Using exiftool to fix MODI TIFFs

Started by Nicd, January 14, 2012, 02:24:37 PM

Previous topic - Next topic

Nicd

Hi, I just recently discovered I could use this tool to extract JPEGs out of TIFFs created by Microsoft Office Document Imaging. I wrote a post about it on Google+ at https://plus.google.com/110693235602405640560/posts/hGH7UmykR3T, but I'll copy it here too for easier reading. This just in case anyone is out there searching for it (I didn't find any info about this by searching Google or this forum).

QuoteFor this spring my wife and I redirected our mail to my father-in-law because we were moving out of the country for exchange studies. I needed to set up a scanner so my father-in-law could scan any bills we might receive and send them to us via email. Turns out the scanner we had (CanoScan N650U if I recall correctly) was age old and the scanning programs (by Canon) didn't install. The only working scanning program was MODI – Microsoft Office Document Imaging. It's a small utility belonging to MS Office 2003 (and some earlier) that's now been removed.

I don't know what else MODI does, but it worked with the scanner (even running some OCR) and output TIFF files. But when I tried to open the files on OS X (my wife and I both run it), they wouldn't work. I read at http://en.wikipedia.org/wiki/Microsoft_Office_Document_Imaging that MODI actually produces invalid TIFF files that can only be opened by MODI itself (and some limited MS products)!

I read on and found a link to http://suppressingfire.org/~burner/evil-mods-tiff/, which describes the format in more detail. Apparently the TIFF file contains some metadata and the OCR text, while the actual image is a JPEG inside the TIFF! The site suggested a data recovery tool called Foremost. Because it wasn't readily available as a package for OS X (I'm lazy), I tried another one called PhotoRec, with bad results (it only "recovered" the TIFF file itself).

After that I tried googling around for "extract jpeg" and ran into a nifty utility called ExifTool. It's originally for extracting metadata out of image files but can get other data as well. I decided to try it out of sheer curiosity, but I didn't believe it would work on such an obscure format. But it did! I found out the following:

* "exiftool -b scan.tiff > outputfile" "extracts" the TIFF itself
* "exiftool -b -JpgFromRaw > outputfile" extracts a small JPEG thumbnail
* "exiftool -b -OtherImage > outputfile" extracts the full scanned JPEG file

Thanks to this little Perl tool I'm now able to open scanned MODI TIFF files on my Mac (or *nix or Windows for that matter). As I didn't see this solution published anywhere, I decided to write it up. Thankfully, in MS Office 2010, MODI has been removed completely.

Phil Harvey

#1
Interesting, thanks for the post.  Just two comments about the commands:

Quote* "exiftool -b scan.tiff > outputfile" "extracts" the TIFF itself

This command will extract all metadata with newlines between the values.  It won't produce any recognizable format file.

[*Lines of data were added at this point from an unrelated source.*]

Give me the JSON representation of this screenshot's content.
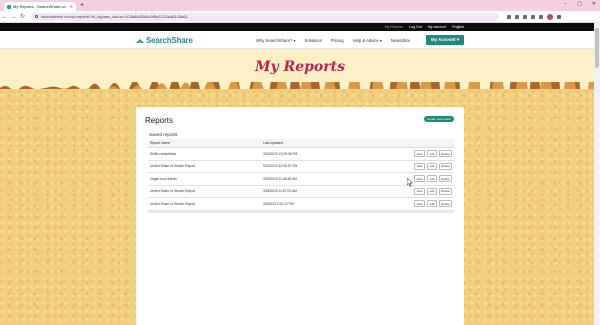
{
  "browser": {
    "tab_title": "My Reports - SearchShare.co",
    "url": "searchshare.co/my-reports/?nl_bypass_cache=103b6b8394fc0f5e1011fcd6145a61",
    "new_tab": "+",
    "minimize": "−",
    "maximize": "▢",
    "close": "✕"
  },
  "utility": {
    "my_reports": "My Reports",
    "logout": "Log Out",
    "my_account": "My account",
    "language": "English"
  },
  "header": {
    "logo": "SearchShare",
    "nav": [
      "Why SearchShare? ▾",
      "Solutions",
      "Pricing",
      "Help & Advice ▾",
      "NewsSlice"
    ],
    "account_button": "My Account ▾"
  },
  "hero": {
    "title": "My Reports"
  },
  "reports": {
    "title": "Reports",
    "create_button": "Create new report",
    "saved_title": "Saved reports",
    "columns": [
      "Report Name",
      "Last updated"
    ],
    "rows": [
      {
        "name": "Shifts competitors",
        "updated": "3/16/2023 12:25:08 PM"
      },
      {
        "name": "United Share of Search Report",
        "updated": "9/22/2022 12:05:37 PM"
      },
      {
        "name": "Vegan food trends",
        "updated": "3/30/2023 11:38:48 AM"
      },
      {
        "name": "United Share of Search Report",
        "updated": "3/28/2023 11:57:02 AM"
      },
      {
        "name": "United Share of Search Report",
        "updated": "3/3/2023 2:51:12 PM"
      }
    ],
    "view_label": "view",
    "edit_label": "edit",
    "delete_label": "Delete"
  },
  "colors": {
    "brand": "#1f8a7a",
    "hero_title": "#c0204a",
    "tabbar": "#f3cfe2"
  }
}
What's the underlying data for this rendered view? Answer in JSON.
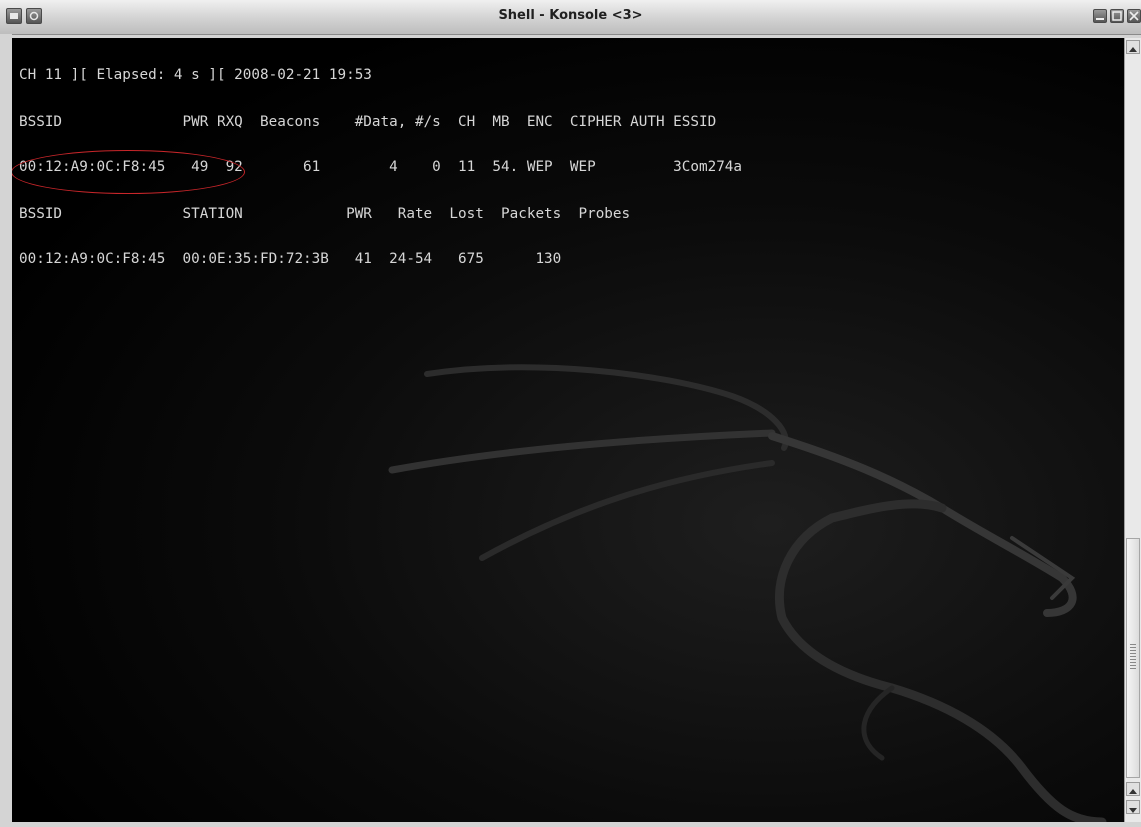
{
  "window": {
    "title": "Shell - Konsole <3>"
  },
  "terminal": {
    "lines": [
      "CH 11 ][ Elapsed: 4 s ][ 2008-02-21 19:53",
      "BSSID              PWR RXQ  Beacons    #Data, #/s  CH  MB  ENC  CIPHER AUTH ESSID",
      "00:12:A9:0C:F8:45   49  92       61        4    0  11  54. WEP  WEP         3Com274a",
      "BSSID              STATION            PWR   Rate  Lost  Packets  Probes",
      "00:12:A9:0C:F8:45  00:0E:35:FD:72:3B   41  24-54   675      130"
    ]
  },
  "colors": {
    "terminal_bg": "#000000",
    "terminal_text": "#d6d6d6",
    "highlight_ellipse": "#c8262a"
  },
  "icons": {
    "window_menu": "window-menu-icon",
    "sticky": "sticky-icon",
    "minimize": "minimize-icon",
    "maximize": "maximize-icon",
    "close": "close-icon",
    "background": "dragon-watermark-icon"
  }
}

Quote* "exiftool -b -JpgFromRaw > outputfile" extracts a small JPEG thumbnail
* "exiftool -b -OtherImage > outputfile" extracts the full scanned JPEG file

You need a source file name in these commands.  Other than that, they look OK.

- Phil

Edit:  I just looked at your reference.  ExifTool recognizes the extra tags from this type of file.  You may also be able to extract the OCR text (if it exists) like this:

exiftool -msdocumenttext scan.tiff
...where DIR is the name of a directory/folder containing the images.  On Mac/Linux/PowerShell, use single quotes (') instead of double quotes (") around arguments containing a dollar sign ($).

Nicd

Quote from: Phil Harvey on January 14, 2012, 03:15:42 PM
Interesting, thanks for the post.  Just two comments about the commands:

Quote* "exiftool -b scan.tiff > outputfile" "extracts" the TIFF itself

This command will extract all metadata with newlines between the values.  It won't produce any recognizable format file.

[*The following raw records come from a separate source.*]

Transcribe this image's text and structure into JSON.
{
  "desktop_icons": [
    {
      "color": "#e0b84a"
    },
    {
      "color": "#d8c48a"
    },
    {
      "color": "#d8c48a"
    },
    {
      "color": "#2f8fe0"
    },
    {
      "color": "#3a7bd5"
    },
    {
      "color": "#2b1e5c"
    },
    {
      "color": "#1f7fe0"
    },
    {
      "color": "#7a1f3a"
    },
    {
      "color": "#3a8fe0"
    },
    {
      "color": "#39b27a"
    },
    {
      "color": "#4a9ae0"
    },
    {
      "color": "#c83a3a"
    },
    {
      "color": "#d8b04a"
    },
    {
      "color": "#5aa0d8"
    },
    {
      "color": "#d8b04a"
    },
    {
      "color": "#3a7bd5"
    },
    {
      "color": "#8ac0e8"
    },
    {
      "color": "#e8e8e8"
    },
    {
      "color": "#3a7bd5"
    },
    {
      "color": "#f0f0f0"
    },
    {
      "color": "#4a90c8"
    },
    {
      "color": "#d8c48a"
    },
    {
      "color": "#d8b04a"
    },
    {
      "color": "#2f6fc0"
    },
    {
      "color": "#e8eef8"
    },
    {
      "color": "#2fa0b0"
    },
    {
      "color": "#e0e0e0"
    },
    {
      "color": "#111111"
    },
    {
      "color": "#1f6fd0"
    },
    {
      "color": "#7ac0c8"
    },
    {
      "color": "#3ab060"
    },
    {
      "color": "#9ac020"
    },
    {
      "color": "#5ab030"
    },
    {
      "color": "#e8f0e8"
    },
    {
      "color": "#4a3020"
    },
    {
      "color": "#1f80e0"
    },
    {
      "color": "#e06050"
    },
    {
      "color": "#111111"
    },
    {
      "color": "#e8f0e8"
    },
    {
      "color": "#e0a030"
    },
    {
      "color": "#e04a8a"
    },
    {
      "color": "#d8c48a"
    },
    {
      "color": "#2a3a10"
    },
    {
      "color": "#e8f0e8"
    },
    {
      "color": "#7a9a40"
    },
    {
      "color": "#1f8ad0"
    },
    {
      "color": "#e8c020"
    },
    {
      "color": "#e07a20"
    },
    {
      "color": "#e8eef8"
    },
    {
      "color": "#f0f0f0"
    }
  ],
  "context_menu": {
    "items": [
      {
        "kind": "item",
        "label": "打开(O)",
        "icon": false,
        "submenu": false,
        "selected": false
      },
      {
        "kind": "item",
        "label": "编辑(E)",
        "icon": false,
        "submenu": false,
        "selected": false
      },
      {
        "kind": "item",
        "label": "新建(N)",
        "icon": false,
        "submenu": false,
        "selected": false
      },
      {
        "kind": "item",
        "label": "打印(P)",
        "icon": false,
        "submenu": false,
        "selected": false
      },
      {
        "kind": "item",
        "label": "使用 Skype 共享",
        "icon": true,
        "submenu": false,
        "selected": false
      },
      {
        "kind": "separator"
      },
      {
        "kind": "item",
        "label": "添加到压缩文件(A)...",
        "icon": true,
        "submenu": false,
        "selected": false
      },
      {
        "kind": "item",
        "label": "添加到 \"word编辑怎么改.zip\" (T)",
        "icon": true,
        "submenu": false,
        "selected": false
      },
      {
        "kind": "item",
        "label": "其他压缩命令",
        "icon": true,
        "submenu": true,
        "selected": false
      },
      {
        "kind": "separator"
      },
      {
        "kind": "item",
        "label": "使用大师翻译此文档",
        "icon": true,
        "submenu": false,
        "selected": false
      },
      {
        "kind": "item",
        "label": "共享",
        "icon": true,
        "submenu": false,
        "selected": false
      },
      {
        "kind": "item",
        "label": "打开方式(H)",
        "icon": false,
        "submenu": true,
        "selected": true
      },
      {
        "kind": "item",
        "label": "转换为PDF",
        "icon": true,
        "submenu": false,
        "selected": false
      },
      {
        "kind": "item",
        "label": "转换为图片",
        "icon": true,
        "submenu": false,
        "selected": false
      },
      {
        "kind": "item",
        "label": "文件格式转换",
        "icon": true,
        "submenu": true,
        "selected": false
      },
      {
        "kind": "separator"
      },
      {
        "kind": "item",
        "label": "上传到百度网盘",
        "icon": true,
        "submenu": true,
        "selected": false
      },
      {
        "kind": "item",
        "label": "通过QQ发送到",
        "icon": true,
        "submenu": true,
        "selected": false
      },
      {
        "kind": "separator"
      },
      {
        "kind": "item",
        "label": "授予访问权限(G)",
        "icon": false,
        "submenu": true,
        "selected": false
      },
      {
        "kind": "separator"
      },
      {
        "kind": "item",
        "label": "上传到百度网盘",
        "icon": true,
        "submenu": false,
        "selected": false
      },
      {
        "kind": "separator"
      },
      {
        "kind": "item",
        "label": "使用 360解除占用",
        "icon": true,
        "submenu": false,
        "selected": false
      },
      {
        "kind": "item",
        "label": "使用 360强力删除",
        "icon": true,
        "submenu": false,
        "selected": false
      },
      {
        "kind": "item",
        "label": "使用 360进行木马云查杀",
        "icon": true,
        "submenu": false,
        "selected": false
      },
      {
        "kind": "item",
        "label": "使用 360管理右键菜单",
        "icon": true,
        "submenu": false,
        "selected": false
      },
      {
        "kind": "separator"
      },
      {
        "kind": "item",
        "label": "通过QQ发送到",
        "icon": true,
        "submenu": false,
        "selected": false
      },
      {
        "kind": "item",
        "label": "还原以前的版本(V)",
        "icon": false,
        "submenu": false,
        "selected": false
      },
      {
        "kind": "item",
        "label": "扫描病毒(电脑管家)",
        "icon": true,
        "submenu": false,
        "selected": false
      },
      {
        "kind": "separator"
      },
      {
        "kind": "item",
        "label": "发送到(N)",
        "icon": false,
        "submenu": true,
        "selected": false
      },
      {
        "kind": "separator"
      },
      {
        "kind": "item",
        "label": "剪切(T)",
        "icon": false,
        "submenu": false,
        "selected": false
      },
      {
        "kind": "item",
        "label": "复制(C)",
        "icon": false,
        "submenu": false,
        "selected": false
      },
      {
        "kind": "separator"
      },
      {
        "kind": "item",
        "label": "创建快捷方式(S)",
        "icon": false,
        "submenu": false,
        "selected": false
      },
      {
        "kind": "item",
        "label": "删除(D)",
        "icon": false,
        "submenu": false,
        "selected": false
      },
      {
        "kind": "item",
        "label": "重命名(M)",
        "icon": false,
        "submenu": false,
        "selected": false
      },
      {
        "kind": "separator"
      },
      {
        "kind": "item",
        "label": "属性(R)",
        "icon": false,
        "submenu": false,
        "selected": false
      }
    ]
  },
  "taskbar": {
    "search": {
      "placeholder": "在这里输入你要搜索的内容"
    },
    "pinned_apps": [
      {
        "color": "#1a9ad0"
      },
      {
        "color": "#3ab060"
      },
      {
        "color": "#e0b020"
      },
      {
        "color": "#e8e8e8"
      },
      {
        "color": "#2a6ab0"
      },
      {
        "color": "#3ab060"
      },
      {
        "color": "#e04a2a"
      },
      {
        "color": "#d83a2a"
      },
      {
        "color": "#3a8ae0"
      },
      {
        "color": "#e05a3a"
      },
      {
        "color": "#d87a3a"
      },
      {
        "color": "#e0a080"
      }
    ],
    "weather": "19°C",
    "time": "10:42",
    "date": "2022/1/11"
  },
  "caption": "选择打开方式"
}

Quote* "exiftool -b -JpgFromRaw > outputfile" extracts a small JPEG thumbnail
* "exiftool -b -OtherImage > outputfile" extracts the full scanned JPEG file

You need a source file name in these commands.  Other than that, they look OK.

- Phil

Edit:  I just looked at your reference.  ExifTool recognizes the extra tags from this type of file.  You may also be able to extract the OCR text (if it exists) like this:

exiftool -msdocumenttext scan.tiff
Of course, thanks for the tips. I did forget the filename in the commands, I've edited the Google+ post to match this. And thanks for the great program, saved me a lot of trouble!